In the Rust Great Terrace division, the outline of the Geyerumriss, as a northern continuation of the Plachen, belongs to the third and thus medium elevation level - but without the clay portion that is characteristic for the Plachen. The site is exposed to east-north-east and the drainage is good, also due to the increased proportion of small slate pieces.
Where the name comes from remains unclear. Neither can be explained the denomination „Geyer“ of the western bordering single vineyard. The appendix "umriss"(outline), however, indicates that at least the greater part of the site was only created with the expansion of the vineyard area in the 18th and 19th centuries.
The predecessor vineyard, which Günter's father Paul Triebaumer acquired in the 1980s, had been planted out after the war and, as a child of its time, with a variety of grape vines such as Neuburger, Welschriesling, Pinot Blanc, Traminer, Müller Thurgau and Chardonnay, which the old people also called "Goldburgunder". Also a few not grafted vines ("Direktträger") like the Delaware and the Blue Jacquez still remained, but these were not very popular with the harvesting teams and therefore dropped on the ground.
In 1987 the site was cleared and replanted in 1990. Paul Triebaumer himself produced the Furmint and Chardonnay seedlings - with scions from plants he trusted. A correct decision to this day!
The vineyard was planted as a double-vine cultivation with a medium grape zone height, and over the course of time, it has undergone various adaptations such as additional pairs of stainless steel wires or rejuvenation from the grafting point upwards, so that in the meantime growth and yield have achieved a natural balance.
In principle, the Geyerumriss would also be suitable to produce Ausbruch annually, as for example in the 2004 vintage, but only under the condition of early netting, since a power line runs diagonally through the area of the slope ridge - a kind of sun terrace for the deadly enemies: the starlings.
As far as vineyard management is concerned, the Geyerumriss is one of those vineyards where, apart from shoot positioning, little foliage work is required, as it is a "grown-up" vineyard with a rather low yield and a naturally loose grape zone.
The Chardonnay material, which has been cultivated for four generations, characteristically flowers very early - usually already at the end of May. This often involves bad, windy and cool flowering weather, which always results in a noticeable degree of coulure.
The Furmint also develops a small grape phenotype here, which becomes more and more differentiated as the vines age. As a result, the grapes are quite small and the selective hand harvest is correspondingly slow. These "little grapes" almost always hang in the shade/half-shade, which is definitely intended. This way, a considerable amount of a juicy characteristic fruit remains until the wine is finished, a fact which distinguishes a Geyerumriss.

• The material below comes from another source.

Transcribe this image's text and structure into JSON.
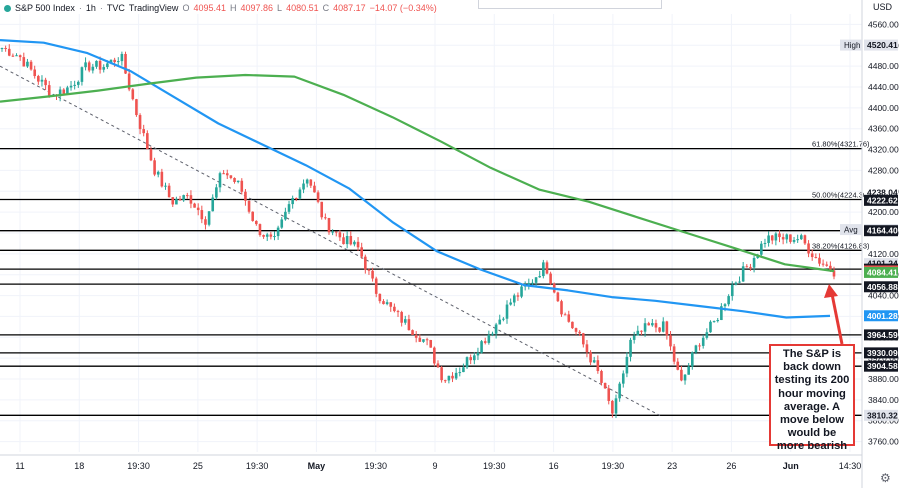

As with all white wines from Rust silicate soils, a nice citrus touch can be noticed in the finish which keeps the product compact. It is beautiful to be able to rely on something like this! Our Furmints and Chardonnays would almost always be able to absorb a theoretical dose of wood, but this will not happen for the time being. Fermented in steel tanks for months, the Geyerumriss develops a very characteristic fruit of yellow apples, ripe quinces, juicy pears, sugar melons and yellow meadow flowers, lime-tree blossoms and also acacia flowers and -honey. In addition, there is always a serious steely touch, which we have been appreciating for decades. However, this power is always a side effect of a complete physiological ripeness, which is what matters most to us.
Another characteristic of our vine material is the comparatively thin skin of the Ruster Furmint. This requires a certain sensitivity in determining the time of harvest. Wait one day too long and the Bortrytis is there overnight! That again means expensive and slow selection, but in the meantime and having survived enormous nervous tension, we are used to it.
The most widely used rootstock in Rust is the Kober 5 BB. It has proved most reliable and least sensitive.